Читаем Город не принимает полностью

Я сыграла двенадцать тактов из рахманиновского концерта. И Ульяна расплакалась. Испытала катарсис. Это показалось нездоровым. Двадцатый век на дворе! Кого удивишь вступлением ко Второму концерту? До гардероба мы прогулялись вместе. По дороге Ульяна высказалась насчет огромного счастья учиться теории искусства. Я пожала плечами. Счастье сидеть за партой? Не слишком ли выспренно?

– Но… Ты же поступила сюда зачем-то? – спросила она и, осекшись, сразу поставила вопрос иначе: – Ты же выбрала этот факультет… – слова прозвучали в полувопросительной-полуутвердительной форме.

– Да мне все равно было, куда поступать.

– Как это?

– Так. Просто надо было уехать с севера. В консерваторию с моим уровнем не поступить, в ЛГУ – тоже, а сюда брали кого попало… На искусствоведение – легкие экзамены.

Мои слова привели ее в недоумение, чуть ли не в шок. Она не могла понять, как целью может быть какой-то там Питер, а не чистая радость постижения наук. Питер? Подумать только! Да что в нем? Я пояснила. Филармония. Мариинский театр. Человеческий климат. «Макдональдс».

– Что ж, похоже, ты хорошо понимаешь, чего хочешь, – сказала она.

На прощанье я сообщила Ульяне номер своей комнаты и пригласила зайти в общежитие, в гости, «как-нибудь». Пригласила между прочим, скорее из вежливости, чтобы завершить разговор на дружеской ноте. Но каково же было мое удивление, когда на следующий день Королева стояла на пороге. Черное платье. Белое пальто. Шаль, перекинутая через руку. Туфли из крокодиловой кожи. Кинематограф в дверях. Брешь в видимой реальности, которую ни с того ни с сего в отдельно взятом месте вдруг пропитала «Коламбия Пикчерз», подобно рому, пропитывающему бисквитный корж – насквозь. Эдакая Мэрилин, перебинтованная в виссон.

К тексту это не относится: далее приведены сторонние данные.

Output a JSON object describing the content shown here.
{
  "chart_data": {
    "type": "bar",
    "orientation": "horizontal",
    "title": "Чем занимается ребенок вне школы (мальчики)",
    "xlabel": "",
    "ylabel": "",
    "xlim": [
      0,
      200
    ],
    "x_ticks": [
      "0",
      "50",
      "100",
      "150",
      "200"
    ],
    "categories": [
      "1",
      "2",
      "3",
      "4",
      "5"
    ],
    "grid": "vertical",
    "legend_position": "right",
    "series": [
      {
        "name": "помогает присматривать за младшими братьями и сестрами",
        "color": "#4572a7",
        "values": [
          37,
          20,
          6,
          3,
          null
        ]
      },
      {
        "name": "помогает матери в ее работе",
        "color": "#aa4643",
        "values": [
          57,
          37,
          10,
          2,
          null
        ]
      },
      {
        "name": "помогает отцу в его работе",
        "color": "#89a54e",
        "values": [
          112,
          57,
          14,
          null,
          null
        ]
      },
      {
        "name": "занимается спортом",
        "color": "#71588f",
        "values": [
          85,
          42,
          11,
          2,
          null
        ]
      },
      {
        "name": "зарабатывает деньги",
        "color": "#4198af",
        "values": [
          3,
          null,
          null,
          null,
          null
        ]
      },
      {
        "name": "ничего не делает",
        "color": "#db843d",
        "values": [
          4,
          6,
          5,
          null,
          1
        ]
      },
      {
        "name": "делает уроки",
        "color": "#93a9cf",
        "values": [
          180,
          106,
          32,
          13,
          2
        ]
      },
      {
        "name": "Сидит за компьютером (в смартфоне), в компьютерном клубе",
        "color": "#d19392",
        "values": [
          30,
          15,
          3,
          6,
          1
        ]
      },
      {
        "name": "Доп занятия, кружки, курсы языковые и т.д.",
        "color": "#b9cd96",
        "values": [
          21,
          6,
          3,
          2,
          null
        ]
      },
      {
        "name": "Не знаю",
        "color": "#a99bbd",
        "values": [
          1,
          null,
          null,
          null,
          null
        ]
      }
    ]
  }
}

Моя Инна еще торчала на парах. Я предложила гостье стул, чай. Она попросила повесить пальто «на плечики». Беря его в руки, я почувствовала запах – богатый, глубокий, вечерний, сытный, как старое вино; такой запах можно было бы есть на завтрак, запивая чаем без сахара. Ульяна села к столу. В каждом (в каждом!) движении этой женщины присутствовала филигранность, как в партитурах моцартовских концертов – ни на одну долю не приходилось ничего случайного. И ничего намеренного. Только чистый гений. Концентрат.

Казалось, под ее строгим платьем непременно найдется тончайшая комбинация, до середины бедра, из тех, что теперь не носят, и ты, еще не успев сообразить, что нижняя шелковая сорочка – лишь плод твоей собственной фантазии, уже жалел об отринутом прошлом. Ты понимал: отметая комбинацию, мы отметаем мир. Мы многое потеряли. Разрушили Александрийскую библиотеку. Закатили солнце.

– А что за музыка играет? – спросила она, кивая на магнитофон. Платье на ней имело круглый, очень широкий вырез, почти одинаковой глубины и спереди и сзади. Благодаря этому вырезу взору открывалась часть гладкой, мягкой спины, бликующей во фламандском стиле, наравне с виноградом и хрусталем. – Хвостенко? А кто это?

Я рассказала про «Чайник вина». Прослушав парочку песен, она назвала их божественными. Божественными! Полагаю, даже сам Хвост не бывал о них столь высокого мнения.

Речь почти сразу же снова зашла об учебе и открываемых ею фантастических горизонтах. Ульяна превозносила преподавателей. Все это представлялось мне творением питательной для культов среды и вызывало смутное отторжение.

– Для тебя так важно искусство? – спросила я резковато.

Ей не потребовалось даже маленькой паузы на обдумывание.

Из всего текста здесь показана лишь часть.